筒井康隆さんの『エディプスの恋人』を読んだ。
『七瀬ふたたび』の終わり方が、絶体絶命状態の終わり方だったので、いったいあの話から今回の『エディプスの恋人』にどうつながるのか、大きな疑問があった。筒井さんは、『七瀬ふたたび』だけで火田七瀬の物語を終わらせたくなかったのだろう。死んだとしか思えない七瀬のその後を描いたのが『エディプスの恋人』であり、まさにつなげるためにつじつまを合わせようとして、もがきぬいた作品だった。
死んだとしか思えない七瀬を復活させるためには神が必要だった。筒井さんは、神を登場させてまで、七瀬の幸福を描きたかったのではないだろうか。
ただし、神を登場させた結果、七瀬は神の存在に支配され振り回されるようになる。これが果たして幸せな結果だったのか、という疑問が残る。

ファンタジーやSFは、設定に超自然的で非現実的なものを含んでいるがゆえに、細部にリアリティーがないと、作品の世界そのものが成り立たなくなる。
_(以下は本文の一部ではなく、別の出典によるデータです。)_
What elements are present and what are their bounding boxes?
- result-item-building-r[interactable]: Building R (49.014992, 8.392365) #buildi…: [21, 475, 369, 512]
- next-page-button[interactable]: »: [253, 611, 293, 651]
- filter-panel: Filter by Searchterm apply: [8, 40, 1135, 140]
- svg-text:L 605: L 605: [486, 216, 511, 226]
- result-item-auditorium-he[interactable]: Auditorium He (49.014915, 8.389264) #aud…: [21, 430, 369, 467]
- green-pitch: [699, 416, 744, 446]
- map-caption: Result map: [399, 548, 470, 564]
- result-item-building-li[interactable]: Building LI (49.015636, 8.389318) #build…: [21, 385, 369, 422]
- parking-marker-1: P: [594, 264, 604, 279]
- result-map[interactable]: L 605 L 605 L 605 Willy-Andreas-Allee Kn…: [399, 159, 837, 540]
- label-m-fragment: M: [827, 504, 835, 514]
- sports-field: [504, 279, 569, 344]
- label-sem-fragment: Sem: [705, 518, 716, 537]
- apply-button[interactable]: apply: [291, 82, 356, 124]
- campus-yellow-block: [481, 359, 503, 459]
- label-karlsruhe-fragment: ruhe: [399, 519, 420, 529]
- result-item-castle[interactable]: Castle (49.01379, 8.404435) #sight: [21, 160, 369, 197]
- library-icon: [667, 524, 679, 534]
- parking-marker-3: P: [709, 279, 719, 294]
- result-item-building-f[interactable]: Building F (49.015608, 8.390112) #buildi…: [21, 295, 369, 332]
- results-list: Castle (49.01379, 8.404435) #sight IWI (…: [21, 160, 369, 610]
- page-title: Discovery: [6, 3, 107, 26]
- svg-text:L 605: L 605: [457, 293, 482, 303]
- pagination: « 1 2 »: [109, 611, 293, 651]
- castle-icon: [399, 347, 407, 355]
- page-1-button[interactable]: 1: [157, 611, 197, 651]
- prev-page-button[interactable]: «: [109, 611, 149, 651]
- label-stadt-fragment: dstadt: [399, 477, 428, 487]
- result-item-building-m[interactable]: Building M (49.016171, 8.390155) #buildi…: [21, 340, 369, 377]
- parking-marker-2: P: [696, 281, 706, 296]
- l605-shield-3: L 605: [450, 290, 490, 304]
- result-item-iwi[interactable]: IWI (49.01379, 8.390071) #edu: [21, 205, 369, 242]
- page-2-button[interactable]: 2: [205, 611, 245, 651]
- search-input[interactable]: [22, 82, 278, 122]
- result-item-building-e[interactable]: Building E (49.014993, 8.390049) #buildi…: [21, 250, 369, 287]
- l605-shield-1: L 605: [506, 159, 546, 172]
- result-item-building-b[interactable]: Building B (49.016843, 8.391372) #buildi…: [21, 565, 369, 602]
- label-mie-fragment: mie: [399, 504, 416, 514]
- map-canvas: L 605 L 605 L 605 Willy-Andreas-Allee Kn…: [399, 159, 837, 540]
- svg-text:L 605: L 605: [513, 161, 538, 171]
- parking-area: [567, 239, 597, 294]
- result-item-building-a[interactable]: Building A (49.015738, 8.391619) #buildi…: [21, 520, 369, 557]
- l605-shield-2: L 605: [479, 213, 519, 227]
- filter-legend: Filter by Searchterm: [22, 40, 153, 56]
『エディプスの恋人』に神という非現実的な存在を登場させたゆえに、支配されることを幸福だとは思えない七瀬の苦悩が描かれた。ここに筒井さんのリアリズムがある。

読み終わってから湧き起こってきたのは、『エディプスの恋人』は、書かれる必然性はなかったのではないか。という思いだった。しかし、筒井さんにとってこの3作目は、書かざるをえない作品だった。この3作目を書かなければ、筒井さんは「七瀬」という魅力的な人物と別れることはできなかった。筒井さんの深い思いが、この『エディプスの恋人』には込められている。
人間の感情や言葉になっていない心理を描くという点では、この3作目がもっともリアルになっている。読み始めてこのことを深く感じた。人間の心理描写は、深く進化している。その点では画期的な作品だった。